Юлия Латынина - Здравствуйте, я ваша «крыша» или Новый Аладдин
— Что, так уж никого не останется?
— Пара химзаводов. И комплекс по производству бактериологического оружия.
Грацинский нервно дернул ртом и добавил:
— И что-то я сомневаюсь, чтобы он меня из вице-премьеров в вице-президенты к себе взял.
Оба друга погрузились в долгое молчание. Грацинский с тоской оглядел свой кабинет. Кабинет был хороший, четырехкомнатный, и на обширном диване в комнате отдыха, где сидел он с генералом, было удобно беседовать по душам или заниматься любовью с секретаршей. Грацинскому было жаль своего кабинета. И всего здания с разбегающимися ковровыми дорожками, батареями телефонов слоновой кости и белеными стенами, в которых несли свою чуткую вахту недремлющие электронные жучки его собеседника.
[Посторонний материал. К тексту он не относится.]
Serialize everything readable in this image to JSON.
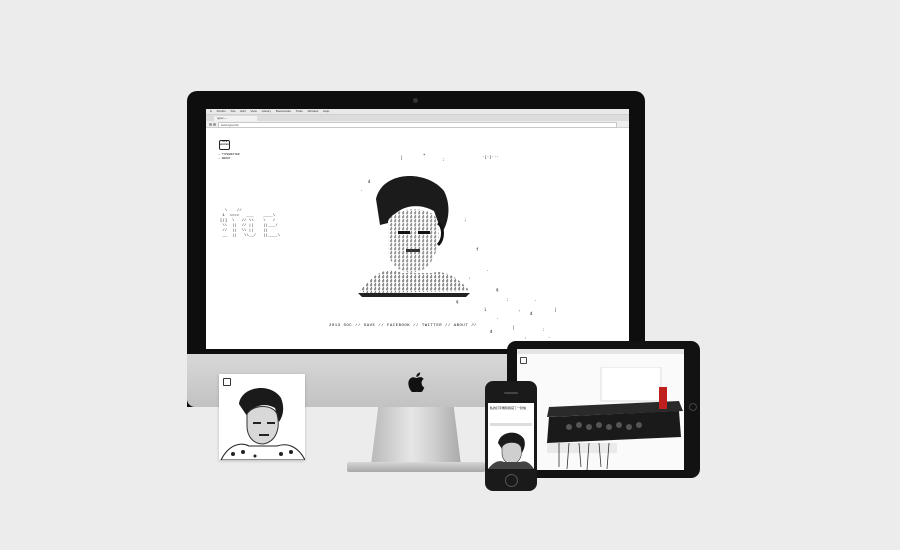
{
  "imac": {
    "menubar": [
      "Firefox",
      "File",
      "Edit",
      "View",
      "History",
      "Bookmarks",
      "Tools",
      "Window",
      "Help"
    ],
    "tab_title": "typer—",
    "url": "www.typer.hk",
    "site": {
      "logo_text": "TYPE\nWRITER",
      "nav": [
        "→ TYPEWRITER",
        "→ ABOUT"
      ],
      "top_right": "·[·]···",
      "ascii_art": "  \\    //\n 1  ====   ___    ____\\\n[|]  \\   // \\\\    \\   /\n \\\\  ||  // ||    ||___/\n //  ||  \\\\ ||    ||\n __  ||   \\\\__/   ||____\\",
      "bottom_links": "2013 SOC        //  SAVE  //  FACEBOOK  //  TWITTER  //  ABOUT  //"
    }
  },
  "phone": {
    "title": "私的打字機幫我寫了一封信"
  },
  "colors": {
    "background": "#ececec",
    "device_black": "#0e0e0e",
    "aluminium": "#c8c8c8"
  }
}
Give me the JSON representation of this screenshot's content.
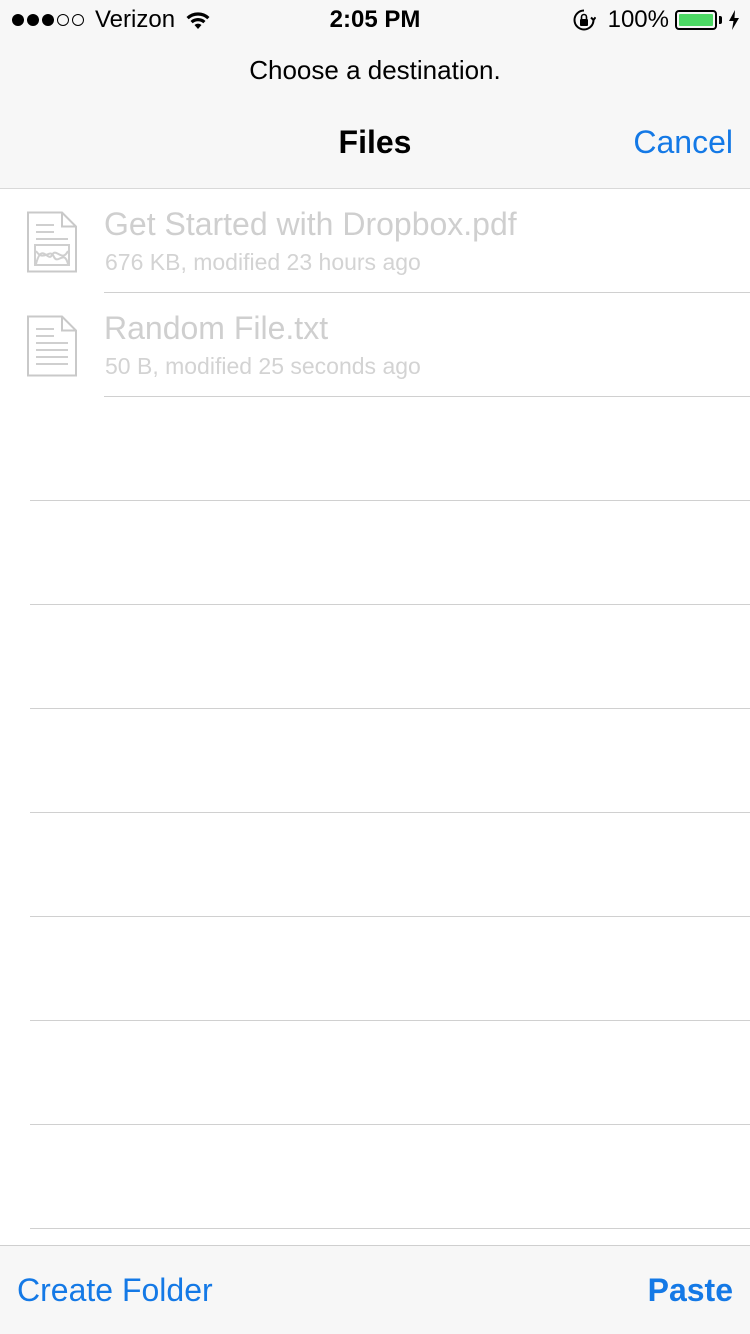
{
  "status_bar": {
    "signal_filled": 3,
    "signal_total": 5,
    "carrier": "Verizon",
    "time": "2:05 PM",
    "battery_percent": "100%",
    "battery_level": 1.0,
    "battery_color": "#4cd964",
    "icons": [
      "signal-dots-icon",
      "wifi-icon",
      "rotation-lock-icon",
      "battery-icon",
      "charging-bolt-icon"
    ]
  },
  "header": {
    "prompt": "Choose a destination.",
    "title": "Files",
    "cancel_label": "Cancel"
  },
  "files": [
    {
      "name": "Get Started with Dropbox.pdf",
      "meta": "676 KB, modified 23 hours ago",
      "icon": "pdf-file-icon"
    },
    {
      "name": "Random File.txt",
      "meta": "50 B, modified 25 seconds ago",
      "icon": "text-file-icon"
    }
  ],
  "toolbar": {
    "create_folder_label": "Create Folder",
    "paste_label": "Paste"
  },
  "colors": {
    "accent": "#1479e6",
    "disabled_text": "#cfcfcf",
    "bar_background": "#f7f7f7"
  }
}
Он живо представил себе, как в разоренное здание переезжает банк «Народный Альянс» и в комнату отдыха за его кабинетом вносят аквариум с бесстыжей русалкой.
— Неужто его никак нельзя убрать? — осведомился наконец генерал.
— Нет. Мы этот вопрос уже обсуждали.
— А этого… полковника?
— Толку-то что? Он себе другого найдет…
— А с чертом его ты говорил?
— Да говорил я! — вскинулся Грацинский. — Шариф мне десять миллионов предложил, и даром, а черт его — только два, да и те за душу! Мы на нее, говорит, и так уже приходно-расходный ордер выписали! Тьфу! — И Грацинский снова хлебнул прямо из горлышка.
Через два часа я позвонил Грацинскому насчет обещанной им бумажки. Тот был явно пьян. Заплетающимся языком он завел длинную речь, и смысл речи сводился к тому, что подмахнуть бумажку о ФПГ означает продать всю Россию и что он не может продать всю Россию за десять миллионов зелеными. Я обещал ему сорок и место в совете директоров «Народного Альянса», и он выразил мне признательность.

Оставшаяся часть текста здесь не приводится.